How much alcohol is needed to turn 200 g of lead taken at a temperature of 27 ° C into a liquid at the melting

How much alcohol is needed to turn 200 g of lead taken at a temperature of 27 ° C into a liquid at the melting temperature in a steel container weighing 100 g?

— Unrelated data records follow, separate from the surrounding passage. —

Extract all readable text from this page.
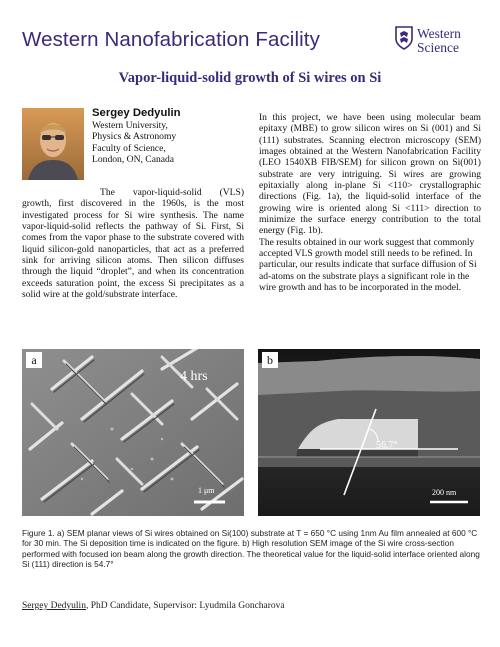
Western Nanofabrication Facility	Western
Science
Vapor-liquid-solid growth of Si wires on Si
Sergey Dedyulin
Western University,
Physics & Astronomy
Faculty of Science,
London, ON, Canada
The vapor-liquid-solid (VLS) growth, first discovered in the 1960s, is the most investigated process for Si wire synthesis. The name vapor-liquid-solid reflects the pathway of Si. First, Si comes from the vapor phase to the substrate covered with liquid silicon-gold nanoparticles, that act as a preferred sink for arriving silicon atoms. Then silicon diffuses through the liquid “droplet”, and when its concentration exceeds saturation point, the excess Si precipitates as a solid wire at the gold/substrate interface.

In this project, we have been using molecular beam epitaxy (MBE) to grow silicon wires on Si (001) and Si (111) substrates. Scanning electron microscopy (SEM) images obtained at the Western Nanofabrication Facility (LEO 1540XB FIB/SEM) for silicon grown on Si(001) substrate are very intriguing. Si wires are growing epitaxially along in-plane Si <110> crystallographic directions (Fig. 1a), the liquid-solid interface of the growing wire is oriented along Si <111> direction to minimize the surface energy contribution to the total energy (Fig. 1b).

The results obtained in our work suggest that commonly accepted VLS growth model still needs to be refined. In particular, our results indicate that surface diffusion of Si ad-atoms on the substrate plays a significant role in the wire growth and has to be incorporated in the model.

a
4 hrs
1 μm
b
56.7°
200 nm
Figure 1. a) SEM planar views of Si wires obtained on Si(100) substrate at T = 650 °C using 1nm Au film annealed at 600 °C for 30 min. The Si deposition time is indicated on the figure. b) High resolution SEM image of the Si wire cross-section performed with focused ion beam along the growth direction. The theoretical value for the liquid-solid interface oriented along Si (111) direction is 54.7°
Sergey Dedyulin, PhD Candidate, Supervisor: Lyudmila Goncharova
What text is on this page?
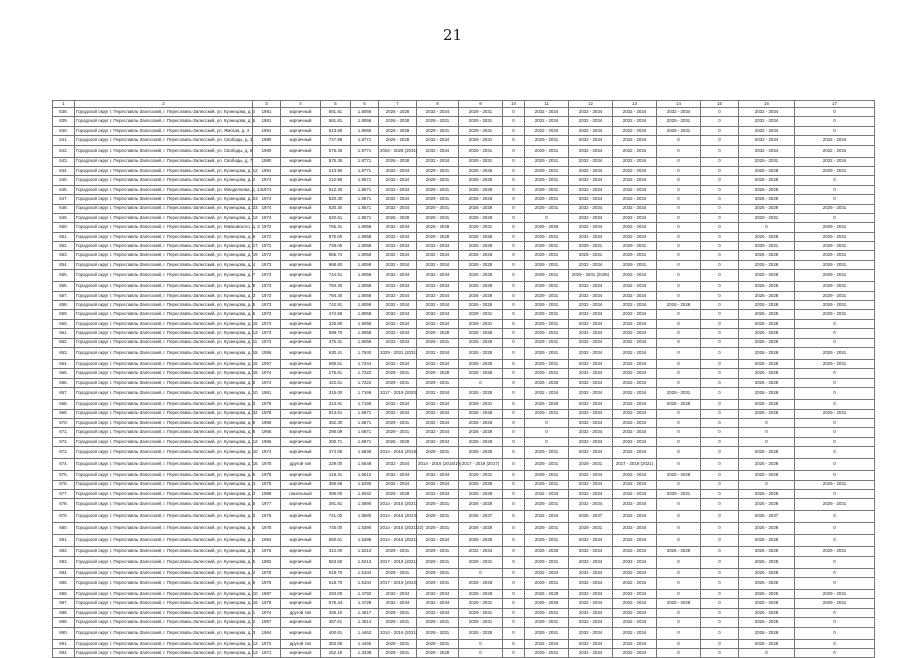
21
1	2	3	4	5	6	7	8	9	10	11	12	13	14	15	16	17
638.	Городской округ г. Переславль-Залесский, г. Переславль-Залесский, ул. Кузнецова, д. 4	1981	кирпичный	581.81	1.8066	2026 - 2028	2032 - 2034	2029 - 2031	0	2032 - 2034	2032 - 2034	2032 - 2034	2032 - 2034	0	2032 - 2034	0
639.	Городской округ г. Переславль-Залесский, г. Переславль-Залесский, ул. Кузнецова, д. 6	1981	кирпичный	581.81	1.8066	2026 - 2028	2029 - 2031	2029 - 2031	0	2032 - 2034	2032 - 2034	2032 - 2034	2029 - 2031	0	2032 - 2034	0
640.	Городской округ г. Переславль-Залесский, г. Переславль-Залесский, ул. Ямская, д. 4	1981	кирпичный	513.80	1.8066	2026 - 2028	2029 - 2031	2029 - 2031	0	2032 - 2034	2032 - 2034	2032 - 2034	2029 - 2031	0	2032 - 2034	0
641.	Городской округ г. Переславль-Залесский, г. Переславль-Залесский, ул. Свободы, д. 3	1980	кирпичный	727.99	1.8771	2026 - 2028	2032 - 2034	2029 - 2031	0	2029 - 2031	2032 - 2034	2032 - 2034	0	0	2032 - 2034	2032 - 2034
642.	Городской округ г. Переславль-Залесский, г. Переславль-Залесский, ул. Свободы, д. 5	1980	кирпичный	576.36	1.8771	2026 - 2028 (2031)	2032 - 2034	2029 - 2031	0	2029 - 2031	2032 - 2034	2032 - 2034	0	0	2032 - 2034	2032 - 2034
643.	Городской округ г. Переславль-Залесский, г. Переславль-Залесский, ул. Свободы, д. 7	1980	кирпичный	576.36	1.8771	2026 - 2028	2032 - 2034	2029 - 2031	0	2029 - 2031	2032 - 2034	2032 - 2034	0	0	2029 - 2031	2032 - 2034
644.	Городской округ г. Переславль-Залесский, г. Переславль-Залесский, ул. Кузнецова, д. 12	1981	кирпичный	213.90	1.8771	2032 - 2034	2029 - 2031	2026 - 2028	0	2029 - 2031	2032 - 2034	2032 - 2034	0	0	2026 - 2028	2029 - 2031
645.	Городской округ г. Переславль-Залесский, г. Переславль-Залесский, ул. Кузнецова, д. 2	1974	кирпичный	212.90	1.8571	2032 - 2034	2029 - 2031	2026 - 2028	0	2029 - 2031	2032 - 2034	2032 - 2034	0	0	2026 - 2028	0
646.	Городской округ г. Переславль-Залесский, г. Переславль-Залесский, ул. Менделеева, д. 14	1974	кирпичный	512.40	1.8571	2032 - 2034	2029 - 2031	2026 - 2028	0	2029 - 2031	2032 - 2034	2032 - 2034	0	0	2026 - 2028	0
647.	Городской округ г. Переславль-Залесский, г. Переславль-Залесский, ул. Кузнецова, д. 23	1974	кирпичный	520.30	1.8571	2032 - 2034	2029 - 2031	2026 - 2028	0	2029 - 2031	2032 - 2034	2032 - 2034	0	0	2026 - 2028	0
648.	Городской округ г. Переславль-Залесский, г. Переславль-Залесский, ул. Кузнецова, д. 23	1974	кирпичный	520.30	1.8571	2032 - 2034	2029 - 2031	2026 - 2028	0	2029 - 2031	2032 - 2034	2032 - 2034	0	0	2026 - 2028	2029 - 2031
649.	Городской округ г. Переславль-Залесский, г. Переславль-Залесский, ул. Кузнецова, д. 12	1974	кирпичный	520.61	1.8571	2026 - 2028	2029 - 2031	2026 - 2028	0	0	2032 - 2034	2032 - 2034	0	0	2029 - 2031	0
650.	Городской округ г. Переславль-Залесский, г. Переславль-Залесский, ул. Маяковского, д. 3	1972	кирпичный	755.31	1.8058	2032 - 2034	2026 - 2028	2029 - 2031	0	2026 - 2028	2032 - 2034	2032 - 2034	0	0	0	2029 - 2031
651.	Городской округ г. Переславль-Залесский, г. Переславль-Залесский, ул. Кузнецова, д. 9	1972	кирпичный	875.00	1.8058	2032 - 2034	2026 - 2028	2026 - 2028	0	2029 - 2031	2032 - 2034	2032 - 2034	0	0	2026 - 2028	2029 - 2031
652.	Городской округ г. Переславль-Залесский, г. Переславль-Залесский, ул. Кузнецова, д. 17	1972	кирпичный	749.06	1.8058	2032 - 2034	2032 - 2034	2026 - 2028	0	2029 - 2031	2029 - 2031	2029 - 2031	0	0	2029 - 2031	2029 - 2031
653.	Городской округ г. Переславль-Залесский, г. Переславль-Залесский, ул. Кузнецова, д. 19	1972	кирпичный	865.74	1.8058	2032 - 2034	2032 - 2034	2026 - 2028	0	2029 - 2031	2029 - 2031	2029 - 2031	0	0	2026 - 2028	2029 - 2031
654.	Городской округ г. Переславль-Залесский, г. Переславль-Залесский, ул. Кузнецова, д. 4	1973	кирпичный	968.60	1.8058	2032 - 2034	2032 - 2034	2026 - 2028	0	2029 - 2031	2032 - 2034	2029 - 2031	0	0	2026 - 2028	2029 - 2031
655.	Городской округ г. Переславль-Залесский, г. Переславль-Залесский, ул. Кузнецова, д. 7	1973	кирпичный	744.51	1.8058	2032 - 2034	2032 - 2034	2026 - 2028	0	2029 - 2031	2029 - 2031 (2025)	2032 - 2034	0	0	2026 - 2028	2029 - 2031
656.	Городской округ г. Переславль-Залесский, г. Переславль-Залесский, ул. Кузнецова, д. 9	1973	кирпичный	794.40	1.8058	2032 - 2034	2032 - 2034	2026 - 2028	0	2029 - 2031	2032 - 2034	2032 - 2034	0	0	2026 - 2028	2029 - 2031
657.	Городской округ г. Переславль-Залесский, г. Переславль-Залесский, ул. Кузнецова, д. 3	1973	кирпичный	794.40	1.8058	2032 - 2034	2032 - 2034	2026 - 2028	0	2029 - 2031	2032 - 2034	2032 - 2034	0	0	2026 - 2028	2029 - 2031
658.	Городской округ г. Переславль-Залесский, г. Переславль-Залесский, ул. Кузнецова, д. 5	1973	кирпичный	742.91	1.8058	2032 - 2034	2032 - 2034	2026 - 2028	0	2029 - 2031	2032 - 2034	2032 - 2034	2026 - 2028	0	2026 - 2028	2029 - 2031
659.	Городской округ г. Переславль-Залесский, г. Переславль-Залесский, ул. Кузнецова, д. 6	1973	кирпичный	474.59	1.8058	2032 - 2034	2032 - 2034	2029 - 2031	0	2029 - 2031	2032 - 2034	2032 - 2034	0	0	2026 - 2028	2029 - 2031
660.	Городской округ г. Переславль-Залесский, г. Переславль-Залесский, ул. Кузнецова, д. 15	1973	кирпичный	225.80	1.8058	2032 - 2034	2032 - 2034	2029 - 2031	0	2029 - 2031	2032 - 2034	2032 - 2034	0	0	2026 - 2028	0
661.	Городской округ г. Переславль-Залесский, г. Переславль-Залесский, ул. Кузнецова, д. 13	1973	кирпичный	598.70	1.8058	2032 - 2034	2026 - 2028	2026 - 2028	0	2029 - 2031	2032 - 2034	2032 - 2034	0	0	2026 - 2028	0
662.	Городской округ г. Переславль-Залесский, г. Переславль-Залесский, ул. Кузнецова, д. 11	1973	кирпичный	375.31	1.8058	2032 - 2034	2029 - 2031	2026 - 2028	0	2029 - 2031	2032 - 2034	2032 - 2034	0	0	2026 - 2028	0
663.	Городской округ г. Переславль-Залесский, г. Переславль-Залесский, ул. Кузнецова, д. 15	1956	кирпичный	630.41	1.7640	2029 - 2031 (2031)	2032 - 2034	2026 - 2028	0	2029 - 2031	2032 - 2034	2032 - 2034	0	0	2026 - 2028	2029 - 2031
664.	Городской округ г. Переславль-Залесский, г. Переславль-Залесский, ул. Кузнецова, д. 15	1957	кирпичный	695.51	1.7344	2032 - 2034	2032 - 2034	2026 - 2028	0	2029 - 2031	2032 - 2034	2032 - 2034	0	0	2026 - 2028	2029 - 2031
665.	Городской округ г. Переславль-Залесский, г. Переславль-Залесский, ул. Кузнецова, д. 15	1974	кирпичный	275.61	1.7222	2029 - 2031	2026 - 2028	2026 - 2028	0	2029 - 2031	2032 - 2034	2032 - 2034	0	0	2026 - 2028	0
666.	Городской округ г. Переславль-Залесский, г. Переславль-Залесский, ул. Кузнецова, д. 5	1974	кирпичный	422.51	1.7222	2029 - 2031	2029 - 2031	0	0	2026 - 2028	2032 - 2034	2032 - 2034	0	0	2026 - 2028	0
667.	Городской округ г. Переславль-Залесский, г. Переславль-Залесский, ул. Кузнецова, д. 10	1961	кирпичный	315.00	1.7169	2017 - 2019 (2020)	2032 - 2034	2026 - 2028	0	2032 - 2034	2032 - 2034	2032 - 2034	2029 - 2031	0	2026 - 2028	0
668.	Городской округ г. Переславль-Залесский, г. Переславль-Залесский, ул. Кузнецова, д. 3	1978	кирпичный	313.91	1.7169	2032 - 2034	2032 - 2034	2029 - 2031	0	2026 - 2028	2032 - 2034	2032 - 2034	2026 - 2028	0	2026 - 2028	0
669.	Городской округ г. Переславль-Залесский, г. Переславль-Залесский, ул. Кузнецова, д. 32	1978	кирпичный	813.61	1.6871	2032 - 2034	2032 - 2034	2026 - 2028	0	2029 - 2031	2032 - 2034	2032 - 2034	0	0	2026 - 2028	2029 - 2031
670.	Городской округ г. Переславль-Залесский, г. Переславль-Залесский, ул. Кузнецова, д. 6	1966	кирпичный	352.30	1.6871	2029 - 2031	2032 - 2034	2026 - 2028	0	0	2032 - 2034	2032 - 2034	0	0	0	0
671.	Городской округ г. Переславль-Залесский, г. Переславль-Залесский, ул. Кузнецова, д. 8	1966	кирпичный	290.09	1.6871	2029 - 2031	2032 - 2034	2026 - 2028	0	0	2032 - 2034	2032 - 2034	0	0	0	0
672.	Городской округ г. Переславль-Залесский, г. Переславль-Залесский, ул. Кузнецова, д. 12	1966	кирпичный	300.71	1.6871	2026 - 2028	2032 - 2034	2026 - 2028	0	0	2032 - 2034	2032 - 2034	0	0	0	0
673.	Городской округ г. Переславль-Залесский, г. Переславль-Залесский, ул. Кузнецова, д. 10	1974	кирпичный	374.69	1.6849	2014 - 2016 (2019)	2029 - 2031	2026 - 2028	0	2029 - 2031	2032 - 2034	2032 - 2034	0	0	2026 - 2028	0
674.	Городской округ г. Переславль-Залесский, г. Переславль-Залесский, ул. Кузнецова, д. 15	1975	другой тип	229.00	1.6648	2032 - 2034	2014 - 2016 (2016/19)	2017 - 2019 (2017)	0	2029 - 2031	2029 - 2031	2017 - 2019 (2021)	0	0	2026 - 2028	0
675.	Городской округ г. Переславль-Залесский, г. Переславль-Залесский, ул. Кузнецова, д. 5	1975	кирпичный	418.31	1.6612	2032 - 2034	2032 - 2034	2029 - 2031	0	2029 - 2031	2032 - 2034	2032 - 2034	2026 - 2028	0	2026 - 2028	0
676.	Городской округ г. Переславль-Залесский, г. Переславль-Залесский, ул. Кузнецова, д. 3	1975	кирпичный	365.68	1.6290	2032 - 2034	2032 - 2034	2026 - 2028	0	2029 - 2031	2032 - 2034	2032 - 2034	0	0	0	2029 - 2031
677.	Городской округ г. Переславль-Залесский, г. Переславль-Залесский, ул. Кузнецова, д. 3	1989	панельный	396.00	1.6042	2026 - 2028	2032 - 2034	2026 - 2028	0	2032 - 2034	2032 - 2034	2032 - 2034	2029 - 2031	0	2026 - 2028	0
678.	Городской округ г. Переславль-Залесский, г. Переславль-Залесский, ул. Кузнецова, д. 5	1977	кирпичный	291.81	1.5890	2014 - 2016 (2021)	2029 - 2031	2026 - 2028	0	2029 - 2031	2032 - 2034	2032 - 2034	0	0	2026 - 2028	2029 - 2031
679.	Городской округ г. Переславль-Залесский, г. Переславль-Залесский, ул. Кузнецова, д. 3	1976	кирпичный	741.00	1.5580	2014 - 2016 (2023)	2029 - 2031	2035 - 2037	0	2032 - 2034	2035 - 2037	2032 - 2034	0	0	2035 - 2037	0
680.	Городской округ г. Переславль-Залесский, г. Переславль-Залесский, ул. Кузнецова, д. 6	1975	кирпичный	745.00	1.5390	2014 - 2016 (2021/22)	2029 - 2031	2026 - 2028	0	2029 - 2031	2029 - 2031	2032 - 2034	0	0	2026 - 2028	0
681.	Городской округ г. Переславль-Залесский, г. Переславль-Залесский, ул. Кузнецова, д. 2	1984	кирпичный	560.61	1.5288	2014 - 2016 (2021)	2032 - 2034	2026 - 2028	0	2029 - 2031	2032 - 2034	2032 - 2034	0	0	2026 - 2028	0
682.	Городской округ г. Переславль-Залесский, г. Переславль-Залесский, ул. Кузнецова, д. 3	1976	кирпичный	312.00	1.5213	2029 - 2031	2029 - 2031	2032 - 2034	0	2026 - 2028	2032 - 2034	2032 - 2034	2026 - 2028	0	2026 - 2028	2029 - 2031
683.	Городской округ г. Переславль-Залесский, г. Переславль-Залесский, ул. Кузнецова, д. 5	1982	кирпичный	563.60	1.5213	2017 - 2019 (2021)	2029 - 2031	2029 - 2031	0	2029 - 2031	2032 - 2034	2032 - 2034	0	0	2026 - 2028	0
684.	Городской округ г. Переславль-Залесский, г. Переславль-Залесский, ул. Кузнецова, д. 2	1975	кирпичный	618.70	1.5104	2029 - 2031	2029 - 2031	0	0	2032 - 2034	2032 - 2034	2032 - 2034	0	0	2026 - 2028	0
685.	Городской округ г. Переславль-Залесский, г. Переславль-Залесский, ул. Кузнецова, д. 6	1975	кирпичный	618.70	1.5104	2017 - 2019 (2022)	2029 - 2031	2026 - 2028	0	2029 - 2031	2032 - 2034	2032 - 2034	0	0	2026 - 2028	0
686.	Городской округ г. Переславль-Залесский, г. Переславль-Залесский, ул. Кузнецова, д. 10	1987	кирпичный	293.00	1.4792	2032 - 2034	2032 - 2034	2026 - 2028	0	2026 - 2028	2032 - 2034	2032 - 2034	0	0	2026 - 2028	2029 - 2031
687.	Городской округ г. Переславль-Залесский, г. Переславль-Залесский, ул. Кузнецова, д. 16	1978	кирпичный	976.44	1.4728	2032 - 2034	2032 - 2034	2029 - 2031	0	2026 - 2028	2032 - 2034	2032 - 2034	2026 - 2028	0	2026 - 2028	2029 - 2031
688.	Городской округ г. Переславль-Залесский, г. Переславль-Залесский, ул. Кузнецова, д. 1	1974	другой тип	265.10	1.4617	2029 - 2031	2032 - 2034	2029 - 2031	0	2029 - 2031	2032 - 2034	2032 - 2034	0	0	2026 - 2028	0
689.	Городской округ г. Переславль-Залесский, г. Переславль-Залесский, ул. Кузнецова, д. 2	1967	кирпичный	367.61	1.4514	2029 - 2031	2029 - 2031	2029 - 2031	0	2029 - 2031	2032 - 2034	2032 - 2034	0	0	2026 - 2028	0
690.	Городской округ г. Переславль-Залесский, г. Переславль-Залесский, ул. Кузнецова, д. 3	1964	кирпичный	400.61	1.4462	2014 - 2016 (2021)	2029 - 2031	2026 - 2028	0	2029 - 2031	2032 - 2034	2032 - 2034	0	0	2026 - 2028	0
691.	Городской округ г. Переславль-Залесский, г. Переславль-Залесский, ул. Кузнецова, д. 12	1972	другой тип	383.69	1.4460	2029 - 2031	2029 - 2031	0	0	2032 - 2034	2032 - 2034	2032 - 2034	0	0	2026 - 2028	0
692.	Городской округ г. Переславль-Залесский, г. Переславль-Залесский, ул. Кузнецова, д. 13	1971	кирпичный	262.19	1.3438	2029 - 2031	2026 - 2028	0	0	2029 - 2031	2032 - 2034	2032 - 2034	0	0	0	0
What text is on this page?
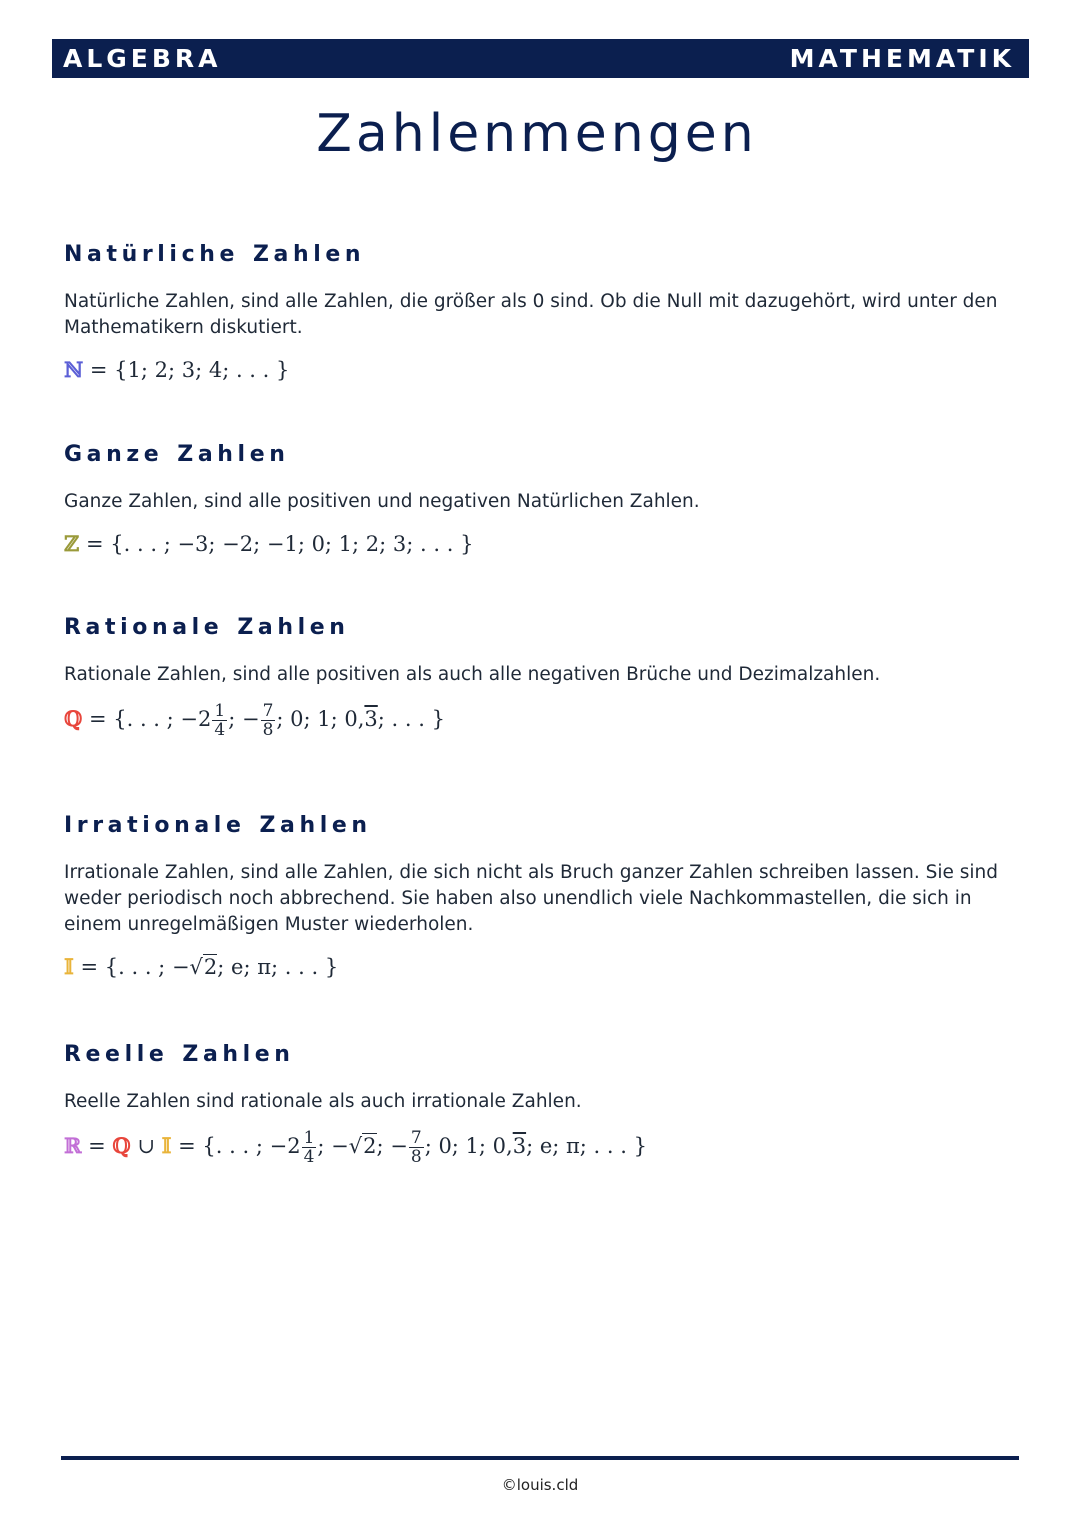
ALGEBRA	MATHEMATIK
Zahlenmengen
Natürliche Zahlen

Natürliche Zahlen, sind alle Zahlen, die größer als 0 sind. Ob die Null mit dazugehört, wird unter den Mathematikern diskutiert.

ℕ = {1; 2; 3; 4; . . . }
Ganze Zahlen

Ganze Zahlen, sind alle positiven und negativen Natürlichen Zahlen.

ℤ = {. . . ; −3; −2; −1; 0; 1; 2; 3; . . . }
Rationale Zahlen

Rationale Zahlen, sind alle positiven als auch alle negativen Brüche und Dezimalzahlen.

ℚ = {. . . ; $-2 \frac{1}{4}$ ; − $\frac{7}{8}$ ; 0; 1; 0,3; . . . }
Irrationale Zahlen

Irrationale Zahlen, sind alle Zahlen, die sich nicht als Bruch ganzer Zahlen schreiben lassen. Sie sind weder periodisch noch abbrechend. Sie haben also unendlich viele Nachkommastellen, die sich in einem unregelmäßigen Muster wiederholen.

𝕀 = {. . . ; −√2; e; π; . . . }
Reelle Zahlen

Reelle Zahlen sind rationale als auch irrationale Zahlen.

ℝ = ℚ ∪ 𝕀 = {. . . ; $-2 \frac{1}{4}$ ; −√2; − $\frac{7}{8}$ ; 0; 1; 0,3; e; π; . . . }
©louis.cld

Data: m1 (lead) = 0.2 kg; t0 (initial temp. lead, capacity) = 27 ºС; m2 (capacity) = 0.1 kg; tmelt (lead) = 327 ºС; C1 (heat capacity of lead) = 140 J / (kg * K); C2 (heat capacity of steel) = 500 J / (kg * K); λ (specific heat of melting lead) = 0.25 * 10 ^ 5 J / kg; q (beats heat of combustion of alcohol) = 27 * 10 ^ 6 J / kg.

Q = Q1 + Q2 + Q3 = C1 * m1 * (tm – t0) + λ * m1 + C2 * m2 * (tm – t0) = 140 * 0.2 * (327 – 27) + 0.25 * 10 ^ 5 * 0.2 + 500 * 0.1 * (327 – 27) = 28400 J.

m3 = Q / q = 28400 / (27 * 10 ^ 6) = 0.001 kg = 1 g.